The October 2002 Report noted that the audiovisual and cultural fields had continued to develop since the last report, but that no specific progress had been recorded.
The November 2003 Report confirmed that Malta has met the commitments and requirements arising from the accession negotiations as regards culture and audiovisual policy.
The Treaty of Accession was signed on 16 April 2003 and accession took place on 1 May 2004.
In the context of the internal market, the audiovisual acquis is intended to ensure the provision and free movement of audiovisual services within the EU as well as the promotion of the European programme industry. The acquis is contained in the Television Without Frontiers Directive, which is applicable to all broadcasters regardless of mode of transmission (terrestrial, satellite, cable) or whether private or public, and lays down basic rules concerning transfrontier broadcasting.

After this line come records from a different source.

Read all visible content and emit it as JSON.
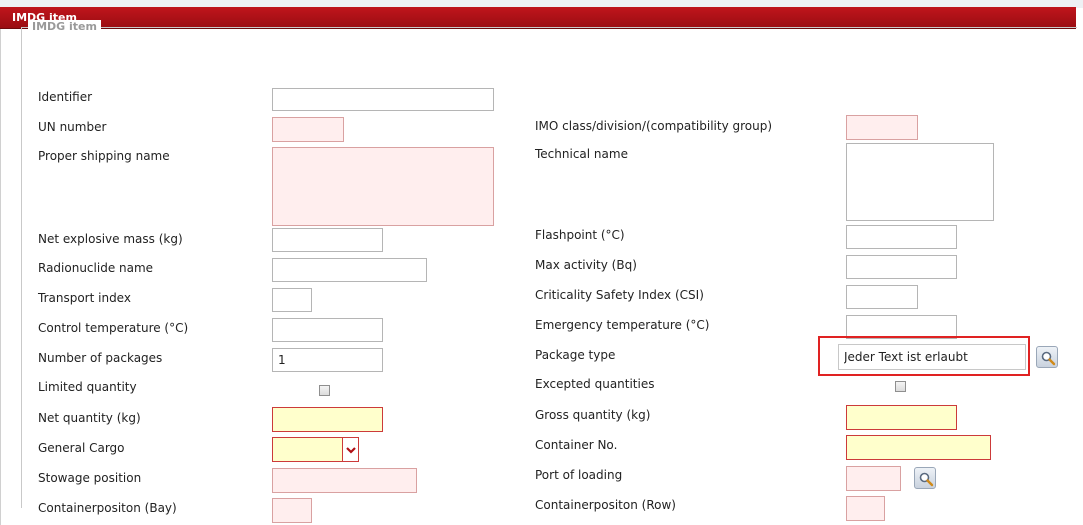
{
  "window": {
    "title": "IMDG item"
  },
  "fieldset": {
    "legend": "IMDG item"
  },
  "labels": {
    "identifier": "Identifier",
    "un_number": "UN number",
    "proper_shipping_name": "Proper shipping name",
    "net_explosive_mass": "Net explosive mass (kg)",
    "radionuclide_name": "Radionuclide name",
    "transport_index": "Transport index",
    "control_temperature": "Control temperature (°C)",
    "number_of_packages": "Number of packages",
    "limited_quantity": "Limited quantity",
    "net_quantity": "Net quantity (kg)",
    "general_cargo": "General Cargo",
    "stowage_position": "Stowage position",
    "containerposition_bay": "Containerpositon (Bay)",
    "imo_class": "IMO class/division/(compatibility group)",
    "technical_name": "Technical name",
    "flashpoint": "Flashpoint (°C)",
    "max_activity": "Max activity (Bq)",
    "csi": "Criticality Safety Index (CSI)",
    "emergency_temperature": "Emergency temperature (°C)",
    "package_type": "Package type",
    "excepted_quantities": "Excepted quantities",
    "gross_quantity": "Gross quantity (kg)",
    "container_no": "Container No.",
    "port_of_loading": "Port of loading",
    "containerposition_row": "Containerpositon (Row)"
  },
  "values": {
    "identifier": "",
    "un_number": "",
    "proper_shipping_name": "",
    "net_explosive_mass": "",
    "radionuclide_name": "",
    "transport_index": "",
    "control_temperature": "",
    "number_of_packages": "1",
    "net_quantity": "",
    "general_cargo": "",
    "stowage_position": "",
    "containerposition_bay": "",
    "imo_class": "",
    "technical_name": "",
    "flashpoint": "",
    "max_activity": "",
    "csi": "",
    "emergency_temperature": "",
    "package_type": "Jeder Text ist erlaubt",
    "gross_quantity": "",
    "container_no": "",
    "port_of_loading": "",
    "containerposition_row": ""
  },
  "checkboxes": {
    "limited_quantity": false,
    "excepted_quantities": false
  },
  "colors": {
    "title_bar": "#b01016",
    "required_field_bg": "#ffeeee",
    "highlight_field_bg": "#ffffcc",
    "annotation_box": "#e02222"
  }
}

The main aims are:
- to ensure the free movement of television broadcasts throughout Member States;
- to promote the production and distribution of European audiovisual products (by laying down a minimum proportion of broadcasting time for European works and those by independent producers);
- to set basic standards for television advertising;
- to provide for the protection of minors and allow the right of reply.
Malta's broadcasting legislation, based on the 1991 Broadcasting Act, is broadly in line with the audiovisual acquis. Some discrepancies remain, in particular with respect to the measures for the promotion of European and independent works and the 1997 amendments to the acquis. Malta must therefore make an effort to bring its legislation into line in these areas.
The television broadcasting sector has expanded in recent times with the licensing of two private-sector broadcasters in 1997. In 1998, there were five national television channels, two of which transmit exclusively on cable, and one cable television service offering 52 channels.
Implementation and enforcement of the existing legislation/license conditions are the responsibility of the Maltese Broadcasting Authority.
In June 2000 the Maltese Parliament adopted an Amendment to the Broadcasting Act of 1991 to bring it into line with the Community acquis. Implementing regulations will have to be adopted concerning jurisdiction, promotion of European and independent works, protection of minors and advertising rules. The Maltese authorities have also provided assurances that Malta's commitments under the WTO/GATS will not pose obstacles to alignment to the Community acquis. Malta's administrative structures seem adequate with regard to implementation of the acquis in the cultural and audiovisual fields.
In 2001, following the adoption of the Broadcasting Act, Malta brought its legislation into line with the Television Without Frontiers Directive, the Council of Europe Convention on Transfrontier Television and the amending Protocol which it signed in October 2000. Malta has therefore largely brought itself into line with the Community acquis in the field of culture.
The Maltese broadcasting authority published in October 2001 the list of major events to which viewer access would be ensured, in line with the powers conferred by the radio and broadcasting (jurisdiction and European co-operation) regulations of 2000.
In the field of culture, the Cultural Heritage Act, the aim of which is to strengthen executive and operational capacity in the sector, was passed by the Parliament in April 2002. The Maltese Government also took measures to participate in the Culture 2000 programme from 2003 onwards.
The recommendations on national cultural policy were presented in a white paper and have been implemented since 2001. However, Malta has not yet adopted its national strategy and must reinforce its decision-making and management capacity in the field of cultural heritage.
Finally, the Commission's 2003 Report concludes that Malta has met the requirements arising from the accession negotiations as regards audiovisual policy and culture.
This summary is for information only and is not designed to interpret or replace the reference document.